There’s tremendous irony in here, of course, as some supporters accused
LSUS of being unable to grow and others that a merger would reduce duplication,
when in fact Tech has facilities in the metropolitan area where several hundred
students already have matriculated with degrees duplicating
what LSUS offers. Perhaps without Tech allowed to poach them, these
students would be at LSUS and alleviate concerns of lack of offerings and
growth.
In short, these flawed understandings that underlay the merger idea
also would not lend themselves to derive solutions to jumpstart a stagnant
institution that one elected official merger proponent declared would be dead
in the future. Whether policy-makers recognized this and acted accordingly is
another matter.
It certainly didn’t seem to be the case at first. In the House
Education Committee, the bill
passed 14-4, with all of the Shreveport-Bossier metropolitan area’s state
representatives on the committee, Republicans Henry Burns, Thomas Carmody,
and Jeff Thompson,
in favor. Only one Republican opposed, and some Democrats who last year had opposed
the slam
dunk merger idea between the University of New Orleans and Southern
University New Orleans voted for it. This boded well for the bill, which would
require a two-thirds majority to succeed in both chambers of the Legislature.
But between committee and the floor, something seemed to have scared
off a few Republicans, and Democrats as a whole seemed less enthusiastic for it.
Whether it was the LSU System itself making loyalty appeals (about a third of
House members have taken at least some coursework through the Baton Rouge
campus, with the possibility that this move would initiate dismantling the system
itself in favor of consolidating all campuses in that city under one governance),
or perhaps the unknown costs to a state currently strapped for funds (a merger
of court systems in New Orleans, which will save considerably in the long run,
is about to be undone this session because of the immediate costs), even if the
above arguments did not factor into the inability to raise sufficient support,
nonetheless the right thing was done.
2 comments:
I have a question for you: were you in favor of the merger proposed to unite UNO and SUNO? If so, why? How would that have solved any problems? Or, what if the legislature had written the bill to merge SUS with Tech? What would your stance have been there?
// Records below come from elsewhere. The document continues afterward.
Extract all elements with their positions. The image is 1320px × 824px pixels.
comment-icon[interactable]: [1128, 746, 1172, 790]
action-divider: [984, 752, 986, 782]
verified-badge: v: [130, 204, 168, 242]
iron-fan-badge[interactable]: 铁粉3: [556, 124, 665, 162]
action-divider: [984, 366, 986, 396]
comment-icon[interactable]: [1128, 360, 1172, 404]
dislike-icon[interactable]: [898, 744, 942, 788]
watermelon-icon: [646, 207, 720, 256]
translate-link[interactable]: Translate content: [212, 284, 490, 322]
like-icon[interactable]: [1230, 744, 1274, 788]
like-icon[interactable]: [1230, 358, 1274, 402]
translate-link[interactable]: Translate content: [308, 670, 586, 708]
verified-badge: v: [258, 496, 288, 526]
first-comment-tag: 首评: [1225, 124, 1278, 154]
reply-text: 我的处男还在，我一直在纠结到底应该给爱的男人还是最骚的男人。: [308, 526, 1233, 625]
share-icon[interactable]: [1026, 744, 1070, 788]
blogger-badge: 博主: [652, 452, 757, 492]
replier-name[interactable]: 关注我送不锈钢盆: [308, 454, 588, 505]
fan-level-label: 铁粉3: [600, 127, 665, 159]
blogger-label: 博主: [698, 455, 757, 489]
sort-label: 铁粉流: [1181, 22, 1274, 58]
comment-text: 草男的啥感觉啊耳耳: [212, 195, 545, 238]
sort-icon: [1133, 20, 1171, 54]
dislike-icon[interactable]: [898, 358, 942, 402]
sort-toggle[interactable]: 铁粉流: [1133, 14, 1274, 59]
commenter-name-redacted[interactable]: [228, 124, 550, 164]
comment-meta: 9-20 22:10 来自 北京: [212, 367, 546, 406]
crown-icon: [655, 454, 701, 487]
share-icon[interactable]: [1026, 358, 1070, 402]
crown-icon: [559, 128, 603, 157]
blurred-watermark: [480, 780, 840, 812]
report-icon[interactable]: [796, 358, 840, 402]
The LSU system continuously spends money on its flagship campus in BR. Other universities under its umbrella, which once included UNO, were not always afforded resources they should have. However, does that make them any less important than the BR campus?
Higher education is an important resource to this state. It is a shame that the legislature does not take steps to protect it in the constitution, but so is its neglect of protecting healthcare. However, I would like to see the proof where the merger of LSUS and Tech would have been detrimental. As you stated in your post, even the legislators from the area were in favor. Will the LSU system now send the resources needed to make LSUS first class? Will they support the students who choose to go there? Should not all students have the resources needed to ensure their desired education?
This merger may not have been for the best. However, if I were a student of higher education in northwest Louisiana, LSUS would not even be on my radar. The reason for this is that it does not support the education path I pursued. Maybe if it were under the UL system, it would. But I guess we will never know now, will we?
Yes, he was in favor of the UNO-SUNO merger (which would have made no sense). Somehow things are different when it comes to his own university.